O Mediador que o castigava suspendeu seu braço uma última vez, levando as cordas com pontas de ferro consigo para trás, e então, açoitou-o novamente, uma última vez.

Foi demais para mim. Foi demais para Aidan, e ele cedeu, perdeu a consciência. O tormento havia terminado. Mas o alívio não vinha nunca.

Sentia-me como se fosse eu mesma a ser castigada em seu lugar, sofrendo junto dele, partilhando de toda a sua dor, sentindo-a na pele, na carne, na alma.

O som do açoite rasgando sua pele era como o som de minha condenação. Uma marcha fúnebre e enlouquecedora. Naquele momento eu teria ido ao chão, junto dele, padeceria ali como ele, se os braços de Benjamin ainda não me restringissem.

Minhas pernas estiveram bambas durante toda a sessão de tortura. Meu coração jamais sentira tanta agonia antes. Minha alma jamais estivera tão perturbada como agora.

A loucura e a sandice estiveram tentando-me todo o tempo em que permaneci ali, criando raízes em minha mente desconectada, fazendo-me acreditar que aquilo não podia ser real. Que aquilo não poderia estar acontecendo.

Tinha que ser um sonho. Um sonho muito, muito ruim.

Mas a verdade incontestável estava bem diante de mim e afugentara a incredulidade cada vez que ela ameaçava apossar-se de mim, doendo em meu corpo como se os rasgos estivessem sendo feitos em mim, e não nele.

Talvez de fato eu quisesse tomar suas dores. Talvez eu quisesse sofrer e minguar em seu lugar. Se pudesse, tomaria todas as dores dele para mim, e o livraria do tormento, o livraria do inferno, deixando que minha alma e meu coração perecessem em seu lugar.

Uma última lágrima foi vertida de meus olhos, uma última vez que meus olhos se permitiram chorar. Depois, não houve mais nada.

Absolutamente nada.

Eu poderia ter morrido naquele salão e não perceberia.

O silêncio prevaleceu, a aparente imobilidade daquelas figuras confundiu-me até o ponto d’eu achar que estava em alguma espécie de jardim habitado por estátuas marmóreas e inexpressivas.

Mas, então, alguém se moveu, alguém foi atrevido o bastante para romper o silêncio.
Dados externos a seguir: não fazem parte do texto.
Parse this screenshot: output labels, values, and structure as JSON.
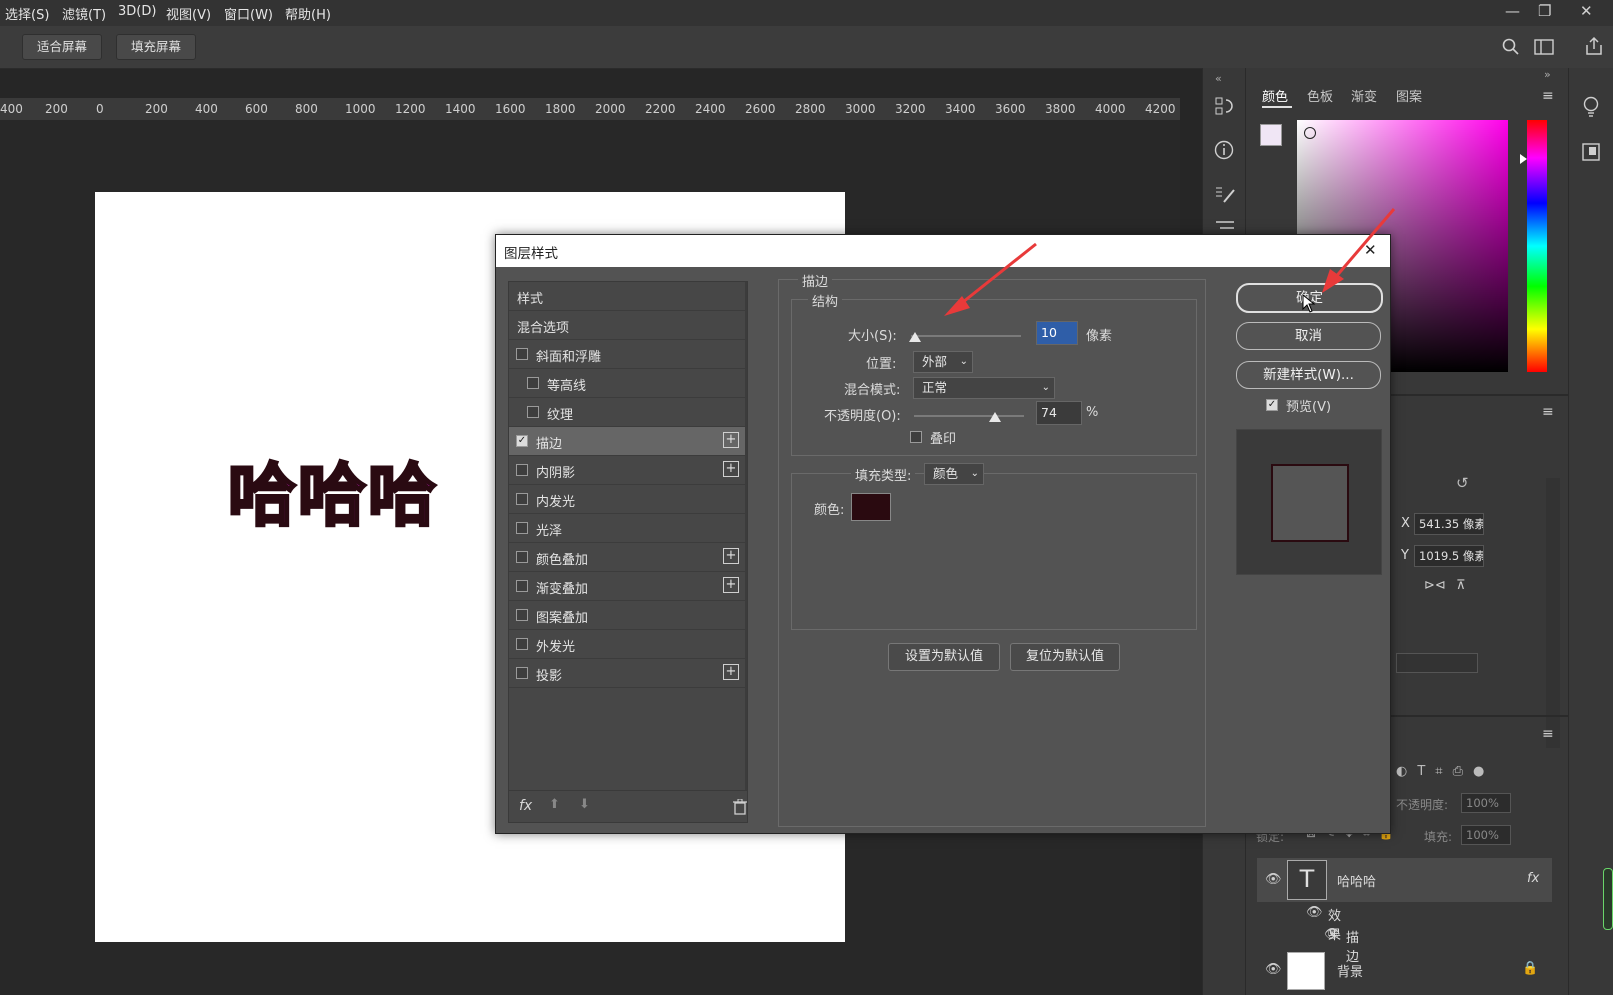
{
  "menu": [
    "选择(S)",
    "滤镜(T)",
    "3D(D)",
    "视图(V)",
    "窗口(W)",
    "帮助(H)"
  ],
  "window_controls": {
    "minimize": "—",
    "restore": "❐",
    "close": "✕"
  },
  "options_bar": {
    "fit_screen": "适合屏幕",
    "fill_screen": "填充屏幕"
  },
  "ruler_ticks": [
    "400",
    "200",
    "0",
    "200",
    "400",
    "600",
    "800",
    "1000",
    "1200",
    "1400",
    "1600",
    "1800",
    "2000",
    "2200",
    "2400",
    "2600",
    "2800",
    "3000",
    "3200",
    "3400",
    "3600",
    "3800",
    "4000",
    "4200"
  ],
  "canvas": {
    "text": "哈哈哈",
    "text_color": "#e21de0",
    "stroke_color": "#2a0a12"
  },
  "color_panel": {
    "tabs": [
      "颜色",
      "色板",
      "渐变",
      "图案"
    ],
    "hue_color": "#ff00ea"
  },
  "properties": {
    "x_label": "X",
    "x_value": "541.35 像素",
    "y_label": "Y",
    "y_value": "1019.5 像素"
  },
  "layers_panel": {
    "opacity_label": "不透明度:",
    "opacity_value": "100%",
    "lock_label": "锁定:",
    "fill_label": "填充:",
    "fill_value": "100%",
    "layers": [
      {
        "name": "哈哈哈",
        "fx": "fx",
        "effects_label": "效果",
        "effect": "描边"
      },
      {
        "name": "背景"
      }
    ]
  },
  "dialog": {
    "title": "图层样式",
    "close": "✕",
    "style_list": {
      "header": "样式",
      "blend": "混合选项",
      "items": [
        {
          "label": "斜面和浮雕",
          "checked": false,
          "plus": false,
          "indent": false
        },
        {
          "label": "等高线",
          "checked": false,
          "plus": false,
          "indent": true
        },
        {
          "label": "纹理",
          "checked": false,
          "plus": false,
          "indent": true
        },
        {
          "label": "描边",
          "checked": true,
          "plus": true,
          "indent": false,
          "selected": true
        },
        {
          "label": "内阴影",
          "checked": false,
          "plus": true,
          "indent": false
        },
        {
          "label": "内发光",
          "checked": false,
          "plus": false,
          "indent": false
        },
        {
          "label": "光泽",
          "checked": false,
          "plus": false,
          "indent": false
        },
        {
          "label": "颜色叠加",
          "checked": false,
          "plus": true,
          "indent": false
        },
        {
          "label": "渐变叠加",
          "checked": false,
          "plus": true,
          "indent": false
        },
        {
          "label": "图案叠加",
          "checked": false,
          "plus": false,
          "indent": false
        },
        {
          "label": "外发光",
          "checked": false,
          "plus": false,
          "indent": false
        },
        {
          "label": "投影",
          "checked": false,
          "plus": true,
          "indent": false
        }
      ],
      "footer_fx": "fx"
    },
    "stroke": {
      "section": "描边",
      "structure": "结构",
      "size_label": "大小(S):",
      "size_value": "10",
      "size_unit": "像素",
      "size_fraction": 0.04,
      "position_label": "位置:",
      "position_value": "外部",
      "blend_label": "混合模式:",
      "blend_value": "正常",
      "opacity_label": "不透明度(O):",
      "opacity_value": "74",
      "opacity_unit": "%",
      "opacity_fraction": 0.74,
      "overprint_label": "叠印",
      "fill_type_label": "填充类型:",
      "fill_type_value": "颜色",
      "color_label": "颜色:",
      "color_value": "#2a0a10",
      "set_default": "设置为默认值",
      "reset_default": "复位为默认值"
    },
    "buttons": {
      "ok": "确定",
      "cancel": "取消",
      "new_style": "新建样式(W)...",
      "preview": "预览(V)"
    }
  }
}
E a fantasia mórbida cedeu espaço para a cruel realidade.

- O que acha de seu amado agora? – perguntou-me alguém, sussurrando com seu hálito frio em meu ouvido, o sarcasmo em sua voz era tangível, a raiva incontida transformavam suas palavras em setas envenenadas, prontas para tentar me ferir.

Meu semblante devia estar idêntico ao de uma boneca, tão lívido quanto cera, tão pasmado, incrédulo, horrorizado e assustado quanto o de uma presa cercada por um terrível e temível predador.

Tentei respirar, tentei puxar o ar para meus pulmões, mas pareceu que eu havia inalado fogo, meus pulmões arderam, suplicantes por oxigênio puro e não o ar contaminado ao qual eu agora respirava.

Pisquei, tentando despertar, tentando deixar aquele abismo negro e solitário. De certa forma era como emergir de um lago de águas tão frias quanto cortantes. Sentia-me dilacerando, despedaçando-me, pedaço por pedaço eu desabava ao chão, caía por terra, e nada podia fazer para evitar esse meu desmoronamento.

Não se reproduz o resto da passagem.